- New Cairo (Main Campus) Egypt

Information
- Established: 2015
- Grades: K-12
- Age: 3 to 16 yrs
- Website: bicc.edu.eg

= British International College of Cairo =

The British International College of Cairo (BICC) is a pre-school, primary school and secondary school based in 5th District in New Cairo, Egypt.

The BICC campus accommodates about 800 students from pre-K to year 12. Built on a 7,000 square metre site, the school has attractive modern facilities with 42 classrooms, 3 labs and 8 activity classes. The school has a student-to-teacher ratio of 11:1.
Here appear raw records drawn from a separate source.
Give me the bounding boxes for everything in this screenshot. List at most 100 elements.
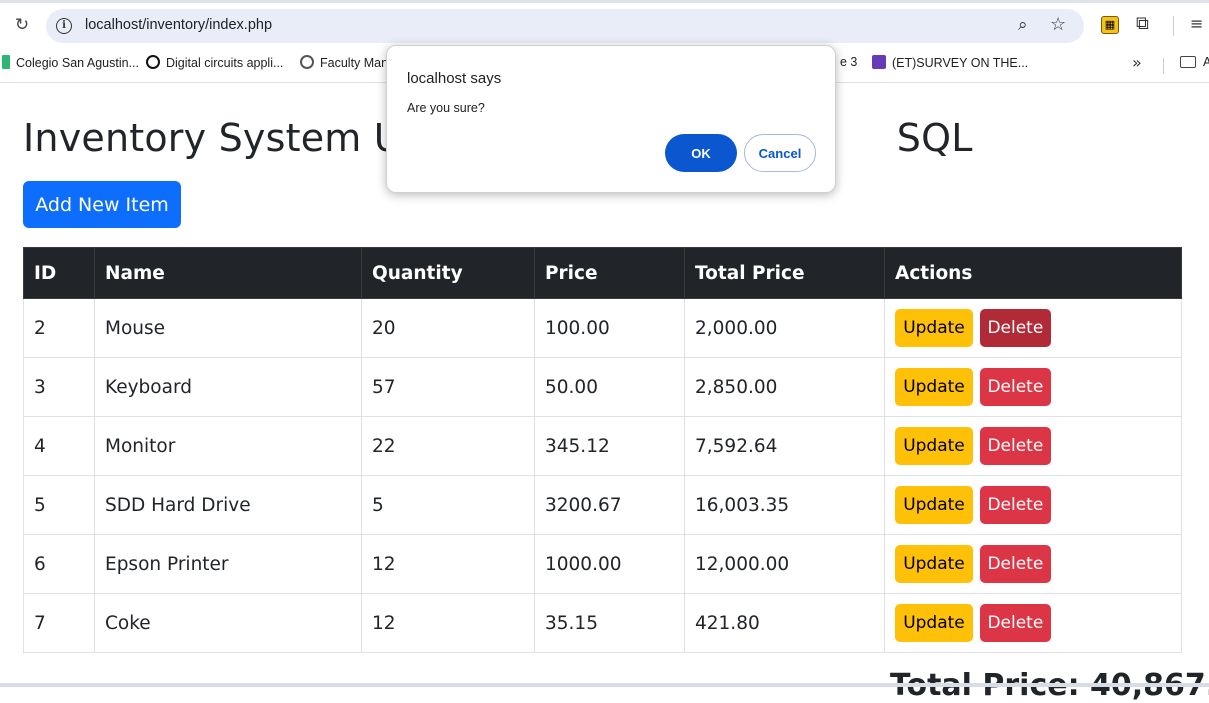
globe-icon bbox=[300, 55, 314, 69]
cell-total-price: 2,000.00 bbox=[684, 298, 885, 358]
update-button[interactable]: Update bbox=[895, 368, 973, 406]
cell-quantity: 22 bbox=[361, 416, 535, 476]
cell-name: Keyboard bbox=[94, 357, 362, 417]
column-header-price: Price bbox=[534, 247, 685, 299]
site-info-icon[interactable]: i bbox=[56, 18, 72, 34]
column-header-total-price: Total Price bbox=[684, 247, 885, 299]
cell-actions: Update Delete bbox=[884, 534, 1182, 594]
bookmark-item[interactable]: Faculty Man bbox=[300, 55, 388, 70]
bookmark-item[interactable]: Digital circuits appli... bbox=[146, 55, 283, 70]
address-bar[interactable]: i localhost/inventory/index.php ⌕ ☆ bbox=[46, 9, 1084, 43]
table-row: 7 Coke 12 35.15 421.80 Update Delete bbox=[23, 593, 1182, 653]
cell-id: 6 bbox=[23, 534, 95, 594]
delete-button[interactable]: Delete bbox=[979, 368, 1051, 406]
delete-button[interactable]: Delete bbox=[979, 486, 1051, 524]
cell-price: 345.12 bbox=[534, 416, 685, 476]
dialog-title: localhost says bbox=[407, 70, 502, 87]
update-button[interactable]: Update bbox=[895, 486, 973, 524]
cell-actions: Update Delete bbox=[884, 475, 1182, 535]
cell-name: Mouse bbox=[94, 298, 362, 358]
zoom-icon[interactable]: ⌕ bbox=[1018, 15, 1028, 35]
table-row: 6 Epson Printer 12 1000.00 12,000.00 Upd… bbox=[23, 534, 1182, 594]
cell-total-price: 421.80 bbox=[684, 593, 885, 653]
bookmark-label: (ET)SURVEY ON THE... bbox=[892, 56, 1029, 70]
bookmark-label: e 3 bbox=[840, 55, 858, 69]
cell-name: Coke bbox=[94, 593, 362, 653]
cell-quantity: 5 bbox=[361, 475, 535, 535]
bookmark-label: Colegio San Agustin... bbox=[16, 56, 139, 70]
table-row: 5 SDD Hard Drive 5 3200.67 16,003.35 Upd… bbox=[23, 475, 1182, 535]
cell-quantity: 12 bbox=[361, 534, 535, 594]
column-header-actions: Actions bbox=[884, 247, 1182, 299]
ok-button[interactable]: OK bbox=[665, 134, 737, 172]
column-header-quantity: Quantity bbox=[361, 247, 535, 299]
table-row: 3 Keyboard 57 50.00 2,850.00 Update Dele… bbox=[23, 357, 1182, 417]
browser-toolbar: ↻ i localhost/inventory/index.php ⌕ ☆ ▦ … bbox=[0, 0, 1209, 50]
cell-price: 1000.00 bbox=[534, 534, 685, 594]
bookmarks-divider bbox=[1163, 58, 1164, 74]
bookmark-label: Digital circuits appli... bbox=[166, 56, 284, 70]
inventory-table: ID Name Quantity Price Total Price Actio… bbox=[23, 247, 1182, 653]
bookmark-item[interactable]: Colegio San Agustin... bbox=[2, 55, 139, 70]
bookmark-label: Faculty Man bbox=[320, 56, 389, 70]
update-button[interactable]: Update bbox=[895, 309, 973, 347]
bookmark-star-icon[interactable]: ☆ bbox=[1050, 14, 1066, 35]
extension-icon[interactable]: ▦ bbox=[1101, 16, 1119, 34]
table-header-row: ID Name Quantity Price Total Price Actio… bbox=[23, 247, 1182, 299]
delete-button[interactable]: Delete bbox=[979, 604, 1051, 642]
delete-button[interactable]: Delete bbox=[979, 545, 1051, 583]
page-title-text: Inventory System Us bbox=[23, 116, 422, 160]
extensions-puzzle-icon[interactable]: ⧉ bbox=[1136, 13, 1149, 34]
cell-total-price: 7,592.64 bbox=[684, 416, 885, 476]
cell-name: Epson Printer bbox=[94, 534, 362, 594]
forms-icon bbox=[872, 55, 886, 69]
update-button[interactable]: Update bbox=[895, 545, 973, 583]
cell-total-price: 12,000.00 bbox=[684, 534, 885, 594]
tab-strip-edge bbox=[0, 0, 1209, 3]
delete-button[interactable]: Delete bbox=[979, 427, 1051, 465]
dialog-message: Are you sure? bbox=[407, 101, 485, 115]
bookmark-favicon-icon bbox=[2, 55, 10, 69]
url-text[interactable]: localhost/inventory/index.php bbox=[85, 17, 272, 33]
cell-price: 35.15 bbox=[534, 593, 685, 653]
confirm-dialog: localhost says Are you sure? OK Cancel bbox=[386, 45, 836, 193]
cell-id: 7 bbox=[23, 593, 95, 653]
update-button[interactable]: Update bbox=[895, 427, 973, 465]
cell-quantity: 57 bbox=[361, 357, 535, 417]
cell-actions: Update Delete bbox=[884, 593, 1182, 653]
column-header-name: Name bbox=[94, 247, 362, 299]
cell-quantity: 20 bbox=[361, 298, 535, 358]
column-header-id: ID bbox=[23, 247, 95, 299]
cell-total-price: 2,850.00 bbox=[684, 357, 885, 417]
delete-button[interactable]: Delete bbox=[979, 309, 1051, 347]
cell-actions: Update Delete bbox=[884, 416, 1182, 476]
cell-price: 3200.67 bbox=[534, 475, 685, 535]
table-row: 4 Monitor 22 345.12 7,592.64 Update Dele… bbox=[23, 416, 1182, 476]
bookmark-item[interactable]: (ET)SURVEY ON THE... bbox=[872, 55, 1028, 70]
toolbar-divider bbox=[1173, 16, 1174, 36]
media-control-icon[interactable]: ≡ bbox=[1190, 14, 1203, 33]
cell-id: 4 bbox=[23, 416, 95, 476]
bookmark-item[interactable]: e 3 bbox=[840, 55, 857, 69]
cell-id: 5 bbox=[23, 475, 95, 535]
cancel-button[interactable]: Cancel bbox=[744, 134, 816, 172]
update-button[interactable]: Update bbox=[895, 604, 973, 642]
cell-actions: Update Delete bbox=[884, 357, 1182, 417]
cell-total-price: 16,003.35 bbox=[684, 475, 885, 535]
cell-price: 50.00 bbox=[534, 357, 685, 417]
folder-label[interactable]: A bbox=[1203, 55, 1209, 69]
reload-icon[interactable]: ↻ bbox=[12, 15, 32, 35]
add-new-item-button[interactable]: Add New Item bbox=[23, 181, 181, 228]
chevron-double-right-icon[interactable]: » bbox=[1132, 53, 1142, 72]
cell-price: 100.00 bbox=[534, 298, 685, 358]
folder-icon[interactable] bbox=[1180, 56, 1196, 68]
cell-quantity: 12 bbox=[361, 593, 535, 653]
cell-name: SDD Hard Drive bbox=[94, 475, 362, 535]
window-bottom-edge bbox=[0, 683, 1209, 687]
page-title-tail: SQL bbox=[896, 116, 973, 160]
cell-id: 2 bbox=[23, 298, 95, 358]
table-row: 2 Mouse 20 100.00 2,000.00 Update Delete bbox=[23, 298, 1182, 358]
bookmark-favicon-icon bbox=[146, 55, 160, 69]
cell-id: 3 bbox=[23, 357, 95, 417]
cell-actions: Update Delete bbox=[884, 298, 1182, 358]
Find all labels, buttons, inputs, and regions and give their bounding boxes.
In 2024 it was awarded first place in Egypt for the film 'Thrift to Uplift' at the British Council ' Your World ' video competition award ceremony.

The British International College of Cairo, prepares students for LIFE. BICC offers a British education.

==Campuses==

The BICC Campus includes sports fields built on a 4,000 square meter area. The college has a multi-purpose sports hall, gymnasium, fitness gym, volleyball and football facilities as well as a swimming pool.

==Multi-purpose theatre==

The BICC has a small theatre without a stage for dramatic performances and music festivals.

==London Summer Camp==
In its opening year, and again in 2019, BICC ran an English Summer Camp in the UK.